By Justin Spittler, editor, Casey Daily Dispatch
Last Wednesday, its stock plummeted as much as 66%.
The next day, it fell another 20%.
Home Capital Group (HCG.TO) is now down more than 78% since the start of the year. And it's trading at its lowest price ever.
That's a staggering decline for such a short period. But some analysts think the stock’s headed even lower.
Others are wondering if Home Capital will trigger a full-blown financial crisis in Canada.
In a minute, I'll show why this could happen sooner than you think.
But first, you need to understand why Canada’s biggest non-bank mortgage lender is in free fall.
• Last week, securities regulators accused the company of misleading investors…
When customers got wind of the news, they started frantically pulling money out of Home Capital.
They withdrew $472 million last Wednesday alone. They pulled out another $290 million on Thursday.

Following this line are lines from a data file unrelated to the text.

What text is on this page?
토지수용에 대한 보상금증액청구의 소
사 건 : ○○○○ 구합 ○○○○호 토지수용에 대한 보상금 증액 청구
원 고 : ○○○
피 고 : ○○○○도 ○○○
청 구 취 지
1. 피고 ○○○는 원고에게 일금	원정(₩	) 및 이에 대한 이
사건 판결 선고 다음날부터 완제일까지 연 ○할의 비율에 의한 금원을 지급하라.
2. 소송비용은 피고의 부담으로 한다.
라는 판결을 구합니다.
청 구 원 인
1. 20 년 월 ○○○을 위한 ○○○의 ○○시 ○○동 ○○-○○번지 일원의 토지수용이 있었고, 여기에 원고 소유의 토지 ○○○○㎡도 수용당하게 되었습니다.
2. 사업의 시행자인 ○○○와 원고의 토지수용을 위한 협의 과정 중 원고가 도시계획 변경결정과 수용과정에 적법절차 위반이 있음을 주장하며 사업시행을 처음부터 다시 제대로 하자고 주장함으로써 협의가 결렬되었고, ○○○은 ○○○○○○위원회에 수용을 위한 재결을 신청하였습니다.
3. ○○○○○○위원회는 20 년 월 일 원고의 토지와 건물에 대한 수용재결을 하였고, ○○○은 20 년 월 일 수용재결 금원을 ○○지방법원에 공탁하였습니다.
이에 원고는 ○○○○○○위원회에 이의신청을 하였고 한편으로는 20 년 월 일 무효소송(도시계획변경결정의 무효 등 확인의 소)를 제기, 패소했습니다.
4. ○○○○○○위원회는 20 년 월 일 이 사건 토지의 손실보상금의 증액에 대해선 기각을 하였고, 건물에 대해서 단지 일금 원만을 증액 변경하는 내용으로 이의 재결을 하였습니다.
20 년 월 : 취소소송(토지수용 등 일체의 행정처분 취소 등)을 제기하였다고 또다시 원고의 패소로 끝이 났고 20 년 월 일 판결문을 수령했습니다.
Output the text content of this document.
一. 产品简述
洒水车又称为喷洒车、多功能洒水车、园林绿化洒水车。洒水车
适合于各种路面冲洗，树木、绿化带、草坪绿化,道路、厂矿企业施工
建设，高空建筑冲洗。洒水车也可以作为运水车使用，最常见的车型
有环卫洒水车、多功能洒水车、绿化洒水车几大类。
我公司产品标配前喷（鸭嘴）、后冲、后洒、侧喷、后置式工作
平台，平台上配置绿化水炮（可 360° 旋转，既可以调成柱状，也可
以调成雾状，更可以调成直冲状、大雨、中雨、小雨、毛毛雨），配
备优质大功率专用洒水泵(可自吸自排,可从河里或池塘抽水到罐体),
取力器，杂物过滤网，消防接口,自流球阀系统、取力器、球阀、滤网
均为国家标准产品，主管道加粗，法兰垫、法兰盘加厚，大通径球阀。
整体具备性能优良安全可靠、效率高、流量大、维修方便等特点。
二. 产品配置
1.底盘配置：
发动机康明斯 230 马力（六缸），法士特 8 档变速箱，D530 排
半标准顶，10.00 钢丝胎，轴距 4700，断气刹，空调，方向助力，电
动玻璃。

By Friday, the bank had just $521 million in its high-interest-rate savings accounts. That’s down from $1.4 billion as of last Monday.
• There’s no reason to think Home Capital will stop bleeding cash, either…
After all, Standard & Poor’s just downgraded the company’s credit rating to “junk” status. This means the company is at high risk of defaulting on its loans. That’s the last thing any investor or depositor wants to know.
Plus, the company's director just resigned due to a “conflict of interest.”
These are major red flags. You usually only see this stuff happen right before a company collapses.
• Home Capital is now in survival mode…
Last Wednesday, it secured a C$2 billion line of credit from an unnamed source.
The company hopes this cash infusion will stop the bleeding. But, at best, it will only buy the company time.
That’s because Home Capital will have to pay 22.5% in interest on the first billion dollars of its credit line. If it uses anything above that, it will have to pay a 15% interest rate.
Those are sky-high rates. They could end up suffocating the company instead of saving it.
Home Capital isn’t the only Canadian lender in serious trouble, either…
• Equitable Group (EQB.TO) is also bleeding cash…
Equitable Group is another mortgage lender in Toronto.
Between last Wednesday and Friday, customers pulled C$225 million out of the company’s accounts.
This led the company to secure its own $2 billion credit line on Monday. It did this even though management called the outflows “elevated but manageable.”
Now, I'm not a banker. But I do know that companies don't take out multibillion-dollar emergency lines of credit when everything is fine. They do this when they have big problems.
In short, Equitable Group is likely in far more danger than its investors realize.
• Panic is now spreading across Canada’s financial system…
And that’s the last thing Canada can afford right now.
After all, the country’s real estate market is a house of cards. If you've been reading the Dispatch, you know exactly what I'm talking about.
If you're just tuning in, here's a quick recap:
Housing prices have surged so much in Canada's biggest cities that it's becoming impossible for everyday people to buy property there.
Just look at what’s happening in Toronto. There, new detached homes are fetching an average price of C$1.78 million. That’s almost 70% higher than a year ago.
• Canada’s housing market is now one big bubble…
And like all bubbles before it, this one will end in disaster. And that crisis could arrive much sooner than people think.
Just look at the chart below. It shows the performance of Canada’s five largest banks—Royal Bank of Canada (RY), Toronto-Dominion Bank (TD), Bank of Nova Scotia (BNS), Bank of Montreal (BMO), and Canadian Imperial Bank of Commerce (CM)—since February.
You can see that they’re all down at least 5% over the last three months.
This tells us that the pillars of Canada’s financial system could be in trouble.
• Barring a miracle, Canada will soon have a major crisis on its hands…
We could even see a nationwide bank run.
That’s when everyone tries to pull their money out of banks at once. If enough people do it, the entire system can collapse.
Some people will call me an alarmist for saying this. But remember, there have already been runs on two of Canada’s largest non-bank mortgage lenders.
If you haven’t already, get out of Canadian lender and bank stocks now. The more confidence people lose in Canada's housing market, the harder these companies are going to get hit.
You might want to also consider shorting (betting against) Canadian banks. Here are five Canadian banks that U.S. investors could short. They all trade on the New York Stock Exchange.
Royal Bank of Canada (RY)
Toronto-Dominion Bank (TD)
Bank of Nova Scotia (BNS)
Bank of Montreal (BMO)
Canadian Imperial Bank of Commerce (CM)
Keep in mind, shorting is highly speculative. So only risk money that you can afford to lose.